Thing
Gloria Patri
The short Trinitarian doxology of Christian prayer — "Glory be to the Father, and to the Son, and to the Holy Spirit" — recited after psalms and through the rhythm of devotion.
The Gloria Patri, known in English as the “Glory Be,” is the short doxology of Christian worship: “Glory be to the Father, and to the Son, and to the Holy Spirit; as it was in the beginning, is now, and ever shall be, world without end. Amen.” Two lines only, and among the most often spoken sentences in the history of the Latin and Greek churches — recited at the close of psalms in the Divine Office, threaded through the Rosary, and set as a refrain across the liturgical day. It is called the Lesser Doxology to distinguish it from the longer Gloria in Excelsis Deo of the Mass.
The prayer has two halves, and they did not arrive together.
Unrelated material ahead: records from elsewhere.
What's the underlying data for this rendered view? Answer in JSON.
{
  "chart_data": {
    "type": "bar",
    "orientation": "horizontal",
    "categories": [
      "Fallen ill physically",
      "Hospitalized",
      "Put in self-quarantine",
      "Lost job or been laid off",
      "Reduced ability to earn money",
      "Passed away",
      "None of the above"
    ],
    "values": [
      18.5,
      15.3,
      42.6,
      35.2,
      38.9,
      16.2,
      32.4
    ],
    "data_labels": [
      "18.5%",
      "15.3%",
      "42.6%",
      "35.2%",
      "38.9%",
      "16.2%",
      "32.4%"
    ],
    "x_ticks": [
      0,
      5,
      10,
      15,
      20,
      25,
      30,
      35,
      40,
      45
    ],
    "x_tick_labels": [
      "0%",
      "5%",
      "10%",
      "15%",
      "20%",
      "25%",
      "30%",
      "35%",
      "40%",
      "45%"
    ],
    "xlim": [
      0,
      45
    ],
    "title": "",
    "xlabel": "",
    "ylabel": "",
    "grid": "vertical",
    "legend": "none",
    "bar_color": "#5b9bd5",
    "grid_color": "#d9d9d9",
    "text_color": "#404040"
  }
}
The first names the three Persons of the Trinity, and its shape echoes the baptismal command of Matthew’s Gospel to baptize “in the name of the Father, and of the Son, and of the Holy Spirit.” That triadic naming was old; what was contested, in the fourth-century disputes over the relation of the Son to the Father, was its exact wording. Some forms gave glory to the Father through the Son in the Holy Spirit, language that could be read as ranking the three; the form that won out joined them with a flat “and,” each given the same glory, and this co-ordinate phrasing became a quiet statement of their equality. The second half — “as it was in the beginning, is now, and ever shall be” — was a Western addition, fixing the eternity of that glory in time’s three tenses.
In practice the formula does a particular liturgical work. Appended to a psalm, it turns an ancient Hebrew poem into Christian prayer, reading the Trinity back into the words of Israel; the worshipper closes each psalm by handing it, so to speak, to the God the church confesses. The Eastern churches preserve their own Greek form, Doxa Patri, with the same function and a slightly different close. Across traditions the doxology marks an ending — of a psalm, a prayer, an hour — and the marking is itself the point: a small, repeated act of referring everything back to its source.
What practitioners have heard in it is less a proposition to be examined than a posture to be assumed. The prayer asserts nothing it argues for; it ascribes, and the ascribing is the devotion. Theologians have nonetheless treated its wording with care, precisely because so settled and so constant a phrase carries doctrine by repetition rather than by demonstration — a creed worn smooth by use. The resemblance to other traditions’ brief returning formulas, the Islamic subḥān Allāh among them, is worth noting and easy to overstate: each belongs to its own theology of who is being glorified, and means that before it means anything shared. What the Gloria Patri keeps doing, line after line and hour after hour, is end things by pointing past them.